O maior impasse está na AAAS, que não era exigência na época da oferta do poço e passou a ser exigida pelo Ibama na última negativa, em maio de 2023. Fontes na Petrobras informam que uma AAAS é uma avaliação complexa, que pode levar anos até ser concluída e que não há no Brasil nenhuma avaliação deste tipo que tenha sido aprovada. Quando as áreas foram licitadas, havia um entendimento de que o parecer de outros órgãos competentes poderia substituir a AAAS.
Diante da negativa do Ibama em 17 de maio deste ano, a Petrobras fez um pedido de reconsideração no dia 25 de maio. Em julho, o ministro de Minas e Energia, Alexandre Silveira, solicitou à Advocacia Geral da União (AGU) um parecer sobre a questão, e a resposta veio nesta terça-feira, 23 de agosto.
O órgão entendeu que a AAAS não é necessária nem pode ser obstáculo para a obtenção do licenciamento ambiental para atividades de exploração e produção de petróleo no Brasil. Na prática, o parecer da AGU se mostra favorável ao Ministério de Minas e Energia (MME) e à Petrobras.

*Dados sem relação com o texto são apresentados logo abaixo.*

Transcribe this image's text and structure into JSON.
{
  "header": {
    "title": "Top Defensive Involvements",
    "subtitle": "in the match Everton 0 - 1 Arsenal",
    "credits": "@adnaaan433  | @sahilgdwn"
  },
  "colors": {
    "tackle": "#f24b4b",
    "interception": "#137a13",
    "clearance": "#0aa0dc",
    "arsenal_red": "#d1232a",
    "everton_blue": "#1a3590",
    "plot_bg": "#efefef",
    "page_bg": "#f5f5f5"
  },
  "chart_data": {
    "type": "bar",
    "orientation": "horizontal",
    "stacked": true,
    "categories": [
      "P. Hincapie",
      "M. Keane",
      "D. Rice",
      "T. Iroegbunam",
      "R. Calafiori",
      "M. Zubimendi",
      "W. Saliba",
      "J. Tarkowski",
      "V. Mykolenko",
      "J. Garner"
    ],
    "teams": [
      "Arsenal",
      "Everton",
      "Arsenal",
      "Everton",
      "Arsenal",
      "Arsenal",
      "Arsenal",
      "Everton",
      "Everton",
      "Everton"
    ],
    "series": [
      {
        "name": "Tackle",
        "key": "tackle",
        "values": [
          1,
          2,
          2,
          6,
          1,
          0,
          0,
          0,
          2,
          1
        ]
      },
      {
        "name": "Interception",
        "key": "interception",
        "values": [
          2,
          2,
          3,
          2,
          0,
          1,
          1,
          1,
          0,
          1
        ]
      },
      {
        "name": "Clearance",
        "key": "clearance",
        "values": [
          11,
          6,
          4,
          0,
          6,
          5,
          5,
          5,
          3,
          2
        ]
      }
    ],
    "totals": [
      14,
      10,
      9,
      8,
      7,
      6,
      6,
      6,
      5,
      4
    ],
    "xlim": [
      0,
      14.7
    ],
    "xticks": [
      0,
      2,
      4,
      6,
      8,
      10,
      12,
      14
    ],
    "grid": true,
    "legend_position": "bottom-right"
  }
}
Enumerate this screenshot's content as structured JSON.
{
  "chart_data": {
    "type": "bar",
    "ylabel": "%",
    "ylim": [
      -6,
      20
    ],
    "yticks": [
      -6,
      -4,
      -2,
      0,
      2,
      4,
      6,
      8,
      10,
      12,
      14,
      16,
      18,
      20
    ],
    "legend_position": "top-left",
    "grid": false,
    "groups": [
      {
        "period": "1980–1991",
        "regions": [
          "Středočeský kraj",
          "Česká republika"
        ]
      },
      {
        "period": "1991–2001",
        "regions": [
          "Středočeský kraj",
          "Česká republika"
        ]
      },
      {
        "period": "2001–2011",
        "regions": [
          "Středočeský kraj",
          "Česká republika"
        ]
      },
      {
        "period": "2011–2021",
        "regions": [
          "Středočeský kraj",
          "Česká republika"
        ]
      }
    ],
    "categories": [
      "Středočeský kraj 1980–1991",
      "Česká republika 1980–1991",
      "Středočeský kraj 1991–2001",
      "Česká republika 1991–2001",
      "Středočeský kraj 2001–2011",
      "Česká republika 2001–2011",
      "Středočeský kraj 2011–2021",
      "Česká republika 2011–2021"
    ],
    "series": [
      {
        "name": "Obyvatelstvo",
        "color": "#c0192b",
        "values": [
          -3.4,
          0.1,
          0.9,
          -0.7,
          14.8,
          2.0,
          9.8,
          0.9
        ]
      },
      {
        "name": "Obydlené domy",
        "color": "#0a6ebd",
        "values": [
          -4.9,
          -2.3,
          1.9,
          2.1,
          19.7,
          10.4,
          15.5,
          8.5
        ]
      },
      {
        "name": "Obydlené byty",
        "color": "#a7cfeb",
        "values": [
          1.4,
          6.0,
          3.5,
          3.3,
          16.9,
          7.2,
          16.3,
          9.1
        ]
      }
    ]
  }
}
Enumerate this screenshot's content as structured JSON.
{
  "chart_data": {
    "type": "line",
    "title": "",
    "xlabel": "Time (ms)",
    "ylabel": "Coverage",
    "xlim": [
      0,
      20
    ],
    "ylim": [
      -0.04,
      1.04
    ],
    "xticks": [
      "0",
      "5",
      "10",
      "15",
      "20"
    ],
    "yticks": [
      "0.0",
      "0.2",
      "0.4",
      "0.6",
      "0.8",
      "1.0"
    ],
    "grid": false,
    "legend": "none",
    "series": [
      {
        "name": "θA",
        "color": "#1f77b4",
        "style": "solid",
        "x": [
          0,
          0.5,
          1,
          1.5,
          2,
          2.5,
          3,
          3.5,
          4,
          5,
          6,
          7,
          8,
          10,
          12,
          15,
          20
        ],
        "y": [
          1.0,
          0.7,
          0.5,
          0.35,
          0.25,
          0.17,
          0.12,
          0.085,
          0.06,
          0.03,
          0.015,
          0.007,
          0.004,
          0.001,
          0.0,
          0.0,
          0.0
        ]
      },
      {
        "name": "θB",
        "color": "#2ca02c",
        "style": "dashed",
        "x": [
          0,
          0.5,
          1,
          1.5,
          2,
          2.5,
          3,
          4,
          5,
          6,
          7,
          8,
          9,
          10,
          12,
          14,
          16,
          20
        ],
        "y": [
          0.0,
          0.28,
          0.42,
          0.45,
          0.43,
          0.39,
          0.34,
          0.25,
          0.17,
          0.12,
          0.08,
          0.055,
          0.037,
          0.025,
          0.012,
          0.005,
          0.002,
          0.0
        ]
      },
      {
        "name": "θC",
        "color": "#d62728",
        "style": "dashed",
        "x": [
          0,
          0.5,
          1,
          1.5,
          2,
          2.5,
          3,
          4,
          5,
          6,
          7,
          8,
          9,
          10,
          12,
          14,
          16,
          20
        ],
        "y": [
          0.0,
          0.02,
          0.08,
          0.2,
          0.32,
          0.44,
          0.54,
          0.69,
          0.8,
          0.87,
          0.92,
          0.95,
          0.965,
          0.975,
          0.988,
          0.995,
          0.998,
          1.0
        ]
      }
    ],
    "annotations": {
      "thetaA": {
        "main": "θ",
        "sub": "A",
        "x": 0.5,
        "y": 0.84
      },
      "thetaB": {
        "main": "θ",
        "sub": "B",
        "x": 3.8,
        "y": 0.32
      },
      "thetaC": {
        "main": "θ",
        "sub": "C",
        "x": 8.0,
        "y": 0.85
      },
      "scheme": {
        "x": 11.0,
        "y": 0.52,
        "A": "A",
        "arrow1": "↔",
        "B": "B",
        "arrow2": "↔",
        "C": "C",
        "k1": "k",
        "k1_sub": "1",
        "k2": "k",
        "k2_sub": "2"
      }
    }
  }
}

Apesar de aumentar a pressão sobre o Ibama, o parecer da AGU não tem força para liberar o licenciamento. Esta prerrogativa é exclusiva do órgão ambiental, que pode novamente negar o pedido. A ministra do Meio Ambiente e Mudança do Clima, Marina Silva, já declarou várias vezes que as decisões do Ibama são técnicas e não políticas. Ela voltou a defender o caráter técnico nesta quarta-feira, 24 de agosto, após divulgação do parecer da AGU.
Além da Petrobras e do ministro do MME Alexandre Silveira, o próprio presidente Luiz Inácio Lula da Silva já deu declarações favoráveis à exploração de petróleo na região. Nesta quarta-feira, 23 de agosto, o Instituto Brasileiro de Petróleo e Gás (IBP) também divulgou posicionamento reiterando o parecer da AGU.
Por outro lado, o Ibama conta com respaldo de organizações ambientais como o Greenpeace Brasil. Na última segunda-feira, o Ministério Público Federal do Amapá (MPF – AP) se posicionou alinhado ao Ibama ao apontar os riscos ambientais das atividades na região e mencionou a ausência da AAAS para avaliação dos impactos. Na decisão, o MPF – AP determinou prazo de dez dias úteis para que o Ibama se posicionasse sobre o pedido de reconsideração da Petrobras.
A exploração na Foz do Amazonas é considerada muito importante pela Petrobras e demais agentes da indústria porque as atuais reservas de petróleo brasileiras devem começar a entrar em declínio a partir da próxima década. Para manter a produtividade, é necessário buscar novas fronteiras exploratórias. E a região da Foz do Amazonas é entendida como um grande potencial por conta do sucesso das atividades na Guiana, em uma área muito próxima e com características geológicas bastante parecidas com as da Foz do Amazonas brasileira. Lá, foram encontradas grandes reservas de óleo e gás, com estimativa de 1 bilhão de barris. As características geológicas da Foz do Amazonas brasileira são muito parecidas também com as de Gana, na África, onde também foram encontradas grandes reservas de óleo e gás.